Наконец все пришло в движение, растеклось по парадной лестнице павильона Марсан и застыло в следующем порядке:

телохранитель и швейцарский гвардеец;

пять пажей дофина Франции;

офицер швейцарской гвардии;

шесть кавалерийских офицеров в две шеренги;

дофин Франциск.

За спиной дофина разместились коннетабль Монморанси и герцог Феррарский.

За ними – девять вельмож по трое в ряд.

Они застыли в ожидании, но почти тотчас показался кортеж Марии Стюарт.

Впереди королевы шествовали пять пажей и восемь фрейлин, а за ней торжественно выступали:

четыре придворные дамы;

королева Наваррская;

четыре принцессы крови;

королева-мать.

И наконец, за ними следовал целый сонм дам и кавалеров.

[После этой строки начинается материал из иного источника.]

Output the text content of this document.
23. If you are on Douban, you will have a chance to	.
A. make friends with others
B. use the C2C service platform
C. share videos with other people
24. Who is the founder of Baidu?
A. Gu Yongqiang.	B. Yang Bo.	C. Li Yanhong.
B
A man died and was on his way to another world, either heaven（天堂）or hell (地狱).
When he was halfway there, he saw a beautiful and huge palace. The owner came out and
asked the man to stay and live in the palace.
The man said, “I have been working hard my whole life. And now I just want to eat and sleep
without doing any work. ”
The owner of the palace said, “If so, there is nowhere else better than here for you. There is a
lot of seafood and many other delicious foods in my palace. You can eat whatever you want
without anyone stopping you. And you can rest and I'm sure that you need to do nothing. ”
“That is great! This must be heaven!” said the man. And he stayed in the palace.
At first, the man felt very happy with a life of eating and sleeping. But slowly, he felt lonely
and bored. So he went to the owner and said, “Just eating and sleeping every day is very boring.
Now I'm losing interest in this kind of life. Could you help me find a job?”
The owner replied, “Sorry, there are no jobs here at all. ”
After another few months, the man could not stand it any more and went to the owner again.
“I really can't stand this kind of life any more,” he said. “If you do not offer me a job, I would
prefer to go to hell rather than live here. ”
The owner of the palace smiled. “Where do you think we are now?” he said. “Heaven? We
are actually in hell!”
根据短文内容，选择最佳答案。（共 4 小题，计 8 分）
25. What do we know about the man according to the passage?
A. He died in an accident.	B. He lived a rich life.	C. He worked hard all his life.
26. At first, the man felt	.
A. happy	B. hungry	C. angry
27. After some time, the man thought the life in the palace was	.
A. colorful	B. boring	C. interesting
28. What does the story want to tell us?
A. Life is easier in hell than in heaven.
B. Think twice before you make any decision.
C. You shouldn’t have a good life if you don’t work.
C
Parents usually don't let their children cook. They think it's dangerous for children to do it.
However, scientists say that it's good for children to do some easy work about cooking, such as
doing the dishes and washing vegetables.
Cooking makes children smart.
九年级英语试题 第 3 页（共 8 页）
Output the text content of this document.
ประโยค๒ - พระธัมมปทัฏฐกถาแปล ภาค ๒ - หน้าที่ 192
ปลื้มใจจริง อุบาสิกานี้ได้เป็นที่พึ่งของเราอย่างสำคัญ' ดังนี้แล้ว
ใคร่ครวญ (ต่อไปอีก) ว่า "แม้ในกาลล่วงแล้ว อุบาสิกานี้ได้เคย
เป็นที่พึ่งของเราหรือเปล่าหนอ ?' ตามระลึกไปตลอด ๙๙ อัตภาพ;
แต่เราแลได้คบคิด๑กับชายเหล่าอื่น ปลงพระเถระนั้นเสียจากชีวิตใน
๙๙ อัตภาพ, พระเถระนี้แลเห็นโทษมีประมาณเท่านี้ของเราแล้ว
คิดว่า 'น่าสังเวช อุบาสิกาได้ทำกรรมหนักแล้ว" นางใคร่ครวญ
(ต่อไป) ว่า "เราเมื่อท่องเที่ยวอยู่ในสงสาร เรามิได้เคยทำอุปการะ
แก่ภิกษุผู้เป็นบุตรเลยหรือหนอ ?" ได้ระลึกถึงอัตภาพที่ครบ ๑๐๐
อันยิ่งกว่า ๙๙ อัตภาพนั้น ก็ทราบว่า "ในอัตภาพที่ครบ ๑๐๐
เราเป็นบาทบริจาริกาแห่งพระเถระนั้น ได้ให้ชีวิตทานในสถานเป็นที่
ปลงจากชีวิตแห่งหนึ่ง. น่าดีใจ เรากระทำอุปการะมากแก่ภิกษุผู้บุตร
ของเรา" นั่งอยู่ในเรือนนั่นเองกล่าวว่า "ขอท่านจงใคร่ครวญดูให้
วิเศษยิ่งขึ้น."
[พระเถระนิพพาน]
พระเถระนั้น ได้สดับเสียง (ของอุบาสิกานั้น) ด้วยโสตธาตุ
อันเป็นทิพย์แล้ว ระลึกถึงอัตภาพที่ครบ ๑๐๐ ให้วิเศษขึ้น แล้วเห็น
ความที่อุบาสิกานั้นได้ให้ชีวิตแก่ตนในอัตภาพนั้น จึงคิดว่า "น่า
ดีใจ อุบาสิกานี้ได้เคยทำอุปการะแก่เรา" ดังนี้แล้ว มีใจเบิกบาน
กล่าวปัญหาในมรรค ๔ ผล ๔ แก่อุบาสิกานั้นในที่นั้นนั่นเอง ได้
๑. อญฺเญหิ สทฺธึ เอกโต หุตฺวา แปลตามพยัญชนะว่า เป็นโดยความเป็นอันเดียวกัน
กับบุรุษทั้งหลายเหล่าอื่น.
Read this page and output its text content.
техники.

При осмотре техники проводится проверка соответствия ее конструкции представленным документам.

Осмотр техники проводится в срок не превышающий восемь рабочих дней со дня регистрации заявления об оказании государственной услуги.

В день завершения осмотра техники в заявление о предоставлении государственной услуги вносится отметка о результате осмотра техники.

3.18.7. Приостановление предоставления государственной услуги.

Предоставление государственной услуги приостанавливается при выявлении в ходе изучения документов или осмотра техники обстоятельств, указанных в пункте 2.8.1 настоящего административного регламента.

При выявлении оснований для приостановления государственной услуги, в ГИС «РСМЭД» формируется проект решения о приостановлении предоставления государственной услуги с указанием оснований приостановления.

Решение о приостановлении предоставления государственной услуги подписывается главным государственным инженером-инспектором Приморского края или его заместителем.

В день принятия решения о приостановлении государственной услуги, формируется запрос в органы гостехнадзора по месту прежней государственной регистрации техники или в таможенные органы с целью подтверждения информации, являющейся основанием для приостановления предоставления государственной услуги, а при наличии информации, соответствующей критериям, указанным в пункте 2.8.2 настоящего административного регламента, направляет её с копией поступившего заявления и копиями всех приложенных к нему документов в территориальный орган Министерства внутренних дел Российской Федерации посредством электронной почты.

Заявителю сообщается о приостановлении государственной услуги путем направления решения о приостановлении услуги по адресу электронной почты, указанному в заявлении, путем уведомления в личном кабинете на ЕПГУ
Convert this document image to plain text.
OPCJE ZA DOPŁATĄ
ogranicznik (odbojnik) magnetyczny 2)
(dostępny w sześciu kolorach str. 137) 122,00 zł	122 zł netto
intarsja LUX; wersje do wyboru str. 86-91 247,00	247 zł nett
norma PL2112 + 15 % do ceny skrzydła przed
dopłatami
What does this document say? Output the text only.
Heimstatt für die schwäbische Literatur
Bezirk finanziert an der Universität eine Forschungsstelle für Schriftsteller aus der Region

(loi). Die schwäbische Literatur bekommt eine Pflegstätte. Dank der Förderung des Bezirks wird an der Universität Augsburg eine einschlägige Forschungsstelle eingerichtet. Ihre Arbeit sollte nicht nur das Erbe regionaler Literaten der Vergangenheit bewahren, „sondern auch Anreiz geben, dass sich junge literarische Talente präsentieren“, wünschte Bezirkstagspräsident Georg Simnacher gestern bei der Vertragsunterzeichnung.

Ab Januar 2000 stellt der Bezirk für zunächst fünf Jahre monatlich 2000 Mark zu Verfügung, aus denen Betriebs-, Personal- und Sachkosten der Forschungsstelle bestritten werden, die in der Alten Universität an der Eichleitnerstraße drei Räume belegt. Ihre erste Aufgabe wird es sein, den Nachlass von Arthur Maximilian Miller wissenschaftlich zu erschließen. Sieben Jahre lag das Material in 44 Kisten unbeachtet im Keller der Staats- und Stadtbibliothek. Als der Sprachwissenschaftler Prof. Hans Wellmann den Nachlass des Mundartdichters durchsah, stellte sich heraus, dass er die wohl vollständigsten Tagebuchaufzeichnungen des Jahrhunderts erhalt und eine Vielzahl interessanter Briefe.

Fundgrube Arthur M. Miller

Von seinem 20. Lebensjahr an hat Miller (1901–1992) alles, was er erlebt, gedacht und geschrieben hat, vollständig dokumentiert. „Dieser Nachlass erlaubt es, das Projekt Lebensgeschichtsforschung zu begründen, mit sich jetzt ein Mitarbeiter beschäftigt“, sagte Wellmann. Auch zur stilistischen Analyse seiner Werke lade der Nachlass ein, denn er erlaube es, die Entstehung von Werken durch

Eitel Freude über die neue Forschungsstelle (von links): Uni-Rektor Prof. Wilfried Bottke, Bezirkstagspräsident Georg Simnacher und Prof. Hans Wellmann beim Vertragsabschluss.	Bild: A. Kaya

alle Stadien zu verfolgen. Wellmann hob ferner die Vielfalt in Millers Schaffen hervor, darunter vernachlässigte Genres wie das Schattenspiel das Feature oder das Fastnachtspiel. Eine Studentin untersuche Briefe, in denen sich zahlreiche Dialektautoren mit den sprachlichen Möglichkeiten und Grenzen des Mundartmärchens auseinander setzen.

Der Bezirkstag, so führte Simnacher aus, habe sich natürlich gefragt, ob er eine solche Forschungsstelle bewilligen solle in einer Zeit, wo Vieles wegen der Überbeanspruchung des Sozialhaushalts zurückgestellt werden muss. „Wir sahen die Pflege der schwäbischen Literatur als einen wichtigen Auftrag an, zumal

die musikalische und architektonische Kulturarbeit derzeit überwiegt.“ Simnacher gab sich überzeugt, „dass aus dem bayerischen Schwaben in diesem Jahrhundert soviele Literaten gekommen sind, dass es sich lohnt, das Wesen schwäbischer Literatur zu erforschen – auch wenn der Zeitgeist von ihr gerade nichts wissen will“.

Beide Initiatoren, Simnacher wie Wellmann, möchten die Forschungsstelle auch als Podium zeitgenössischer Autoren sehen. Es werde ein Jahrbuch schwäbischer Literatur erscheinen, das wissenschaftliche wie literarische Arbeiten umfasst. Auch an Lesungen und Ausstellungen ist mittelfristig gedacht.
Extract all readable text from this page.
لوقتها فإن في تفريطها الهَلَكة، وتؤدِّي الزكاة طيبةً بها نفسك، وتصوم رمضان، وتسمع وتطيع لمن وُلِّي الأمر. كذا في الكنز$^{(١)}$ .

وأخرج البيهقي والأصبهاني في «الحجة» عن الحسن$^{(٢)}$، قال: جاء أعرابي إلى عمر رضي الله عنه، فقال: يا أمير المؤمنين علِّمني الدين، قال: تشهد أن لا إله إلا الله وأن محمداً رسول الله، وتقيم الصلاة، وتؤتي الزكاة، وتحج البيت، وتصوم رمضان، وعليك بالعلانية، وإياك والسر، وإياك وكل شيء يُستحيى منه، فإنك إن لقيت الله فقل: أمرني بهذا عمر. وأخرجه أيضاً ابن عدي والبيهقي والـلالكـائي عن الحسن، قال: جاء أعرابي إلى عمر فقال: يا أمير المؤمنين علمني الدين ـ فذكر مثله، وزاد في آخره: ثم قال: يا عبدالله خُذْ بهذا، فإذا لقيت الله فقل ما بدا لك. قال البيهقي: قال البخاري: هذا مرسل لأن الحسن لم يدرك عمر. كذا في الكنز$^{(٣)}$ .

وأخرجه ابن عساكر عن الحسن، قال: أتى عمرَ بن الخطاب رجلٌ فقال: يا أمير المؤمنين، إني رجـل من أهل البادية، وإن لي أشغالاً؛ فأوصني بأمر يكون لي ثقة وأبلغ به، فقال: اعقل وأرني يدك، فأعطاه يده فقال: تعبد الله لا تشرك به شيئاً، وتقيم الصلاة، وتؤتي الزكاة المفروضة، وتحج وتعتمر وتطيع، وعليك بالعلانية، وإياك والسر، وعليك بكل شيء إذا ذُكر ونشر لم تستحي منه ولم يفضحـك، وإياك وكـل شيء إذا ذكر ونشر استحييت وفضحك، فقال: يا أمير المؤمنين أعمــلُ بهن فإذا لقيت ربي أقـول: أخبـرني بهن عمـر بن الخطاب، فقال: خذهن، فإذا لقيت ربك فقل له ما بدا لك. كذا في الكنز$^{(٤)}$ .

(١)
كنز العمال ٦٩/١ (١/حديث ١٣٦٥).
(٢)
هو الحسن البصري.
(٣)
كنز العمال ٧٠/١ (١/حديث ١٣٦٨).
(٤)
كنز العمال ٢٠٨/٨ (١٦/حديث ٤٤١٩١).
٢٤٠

Процессия выглядела весьма впечатляюще. Множество вельмож в коротких плащах и длинных камзолах, в сборчатых шапочках с перьями, собранными над ухом в узенький пучок, вышагивали, высоко вздернув подбородок и горделиво топорща закрученные кверху усы, предлагая дамам для опоры сжатую в кулак руку; женские туалеты переливались бриллиантами и прочими драгоценными камнями и слепили глаза яркостью тканей; все это было залито потоками света и лучилось отраженным сиянием великих, но уже угасших времен. Положительно, тут не чувствовалось ни грана пошлости обычных светских развлечений: возникала полная иллюзия незримой цепи, связующей прошлое и настоящее, жизнь и смерть, а заемные костюмы давно отгоревшей эпохи придавали нынешним актерам этого странного действа частицу былого душевного жара тех, кто некогда их носил, и немало было таких, кто внезапно ощущал, что в его груди забилось воинственное сердце предка, облачавшегося в такой же наряд.

Сначала все прошли в большую приемную Мадемуазель, где их ожидали приглашенные зрители – мужчины в парадных сюртуках и женщины, одетые во все белое, чтобы оттенить яркость костюмов главных действующих лиц; здесь же в салоне была сооружена обширная ложа в форме амфитеатра, затянутая бархатом, который отливал перламутровым блеском, и декорированная картушами и знаменами с гербами и девизами Франции и Шотландии; именно там высился трон для Марии Стюарт.

Герцогиня Беррийская направилась к нему. С волосами, завитыми в мелкие плотные колечки и уложенными в высокую башенку, с туго накрахмаленными складками воротника, усеянного драгоценными камнями, в платье голубого бархата с фижмами, отягченными бриллиантами стоимостью в три миллиона франков, она разительно походила на портреты шотландской королевы, оставленные восхищенному потомству такими мастерами, как Фредерико Цуккери, Вандерверт и Георгиус Вертю.